Most of her commissions that come via Instagram and her portal are executed on poplin or muslin. Bhaumick spends anywhere between three days and a week to complete a piece of bespoke embroidery. The work is good old-fashioned thread and needlework which is like meditation for her.
A Bengali settled in Bengaluru, Bhaumick is in no hurry to pander to anyone's expectations. "My pieces are truly based on what I feel like working on. Although summer is over and autumn is here, I am currently on the theme of summer flowers," she adds.
Bhaumick knows that being an entrepreneur is hard work but the creative part is enjoyable. "I can never think of expanding or asking anyone else to embroider just to expand my business.
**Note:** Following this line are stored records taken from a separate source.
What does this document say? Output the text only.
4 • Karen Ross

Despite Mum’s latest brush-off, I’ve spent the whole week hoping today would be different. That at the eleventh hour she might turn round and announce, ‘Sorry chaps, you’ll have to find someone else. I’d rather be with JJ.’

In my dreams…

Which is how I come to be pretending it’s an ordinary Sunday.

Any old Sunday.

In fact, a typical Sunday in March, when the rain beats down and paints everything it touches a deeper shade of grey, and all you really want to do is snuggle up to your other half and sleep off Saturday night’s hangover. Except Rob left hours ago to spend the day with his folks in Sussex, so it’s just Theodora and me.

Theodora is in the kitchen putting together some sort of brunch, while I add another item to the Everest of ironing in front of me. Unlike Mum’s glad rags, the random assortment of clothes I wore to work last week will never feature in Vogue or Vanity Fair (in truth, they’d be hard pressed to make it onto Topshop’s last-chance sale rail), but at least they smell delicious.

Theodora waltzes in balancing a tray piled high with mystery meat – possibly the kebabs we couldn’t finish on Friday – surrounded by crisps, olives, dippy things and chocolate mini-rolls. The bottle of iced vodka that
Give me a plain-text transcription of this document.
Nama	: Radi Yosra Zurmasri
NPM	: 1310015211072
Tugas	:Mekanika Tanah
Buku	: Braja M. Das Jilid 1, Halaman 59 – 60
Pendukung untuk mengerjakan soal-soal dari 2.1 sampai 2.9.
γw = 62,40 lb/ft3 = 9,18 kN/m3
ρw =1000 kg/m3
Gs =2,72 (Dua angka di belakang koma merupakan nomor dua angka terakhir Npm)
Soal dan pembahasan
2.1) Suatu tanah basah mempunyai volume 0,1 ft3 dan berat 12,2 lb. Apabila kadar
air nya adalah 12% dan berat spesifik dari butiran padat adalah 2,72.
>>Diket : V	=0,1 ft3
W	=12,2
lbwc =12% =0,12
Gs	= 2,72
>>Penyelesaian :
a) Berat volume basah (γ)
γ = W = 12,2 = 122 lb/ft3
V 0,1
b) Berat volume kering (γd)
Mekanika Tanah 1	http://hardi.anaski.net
I can perhaps outsource the marketing or bookkeeping of my business, but am too selfish to let go of the creative aspect of my job," she says.
Thanks to the single Hollywood Instashare, Bhaumick was able to quit her 9-to-5 job in a branded garment chain to start her own line. "I remember my colleagues and boss asking me if embroidery is really a career option in 2021. I said yes and pursued it. Being able to earn far more than what I would, had I to continue in my previous job makes my current gig super fun," she adds.
Favourite work so far
"A friend commissioned a piece featuring his recently deceased grandma sewing a blanket. It reminded me of my own grandmother. She practiced sustainability and upcycled everything in the house. So creating this one was super special, since making it was like a tribute to her," she says.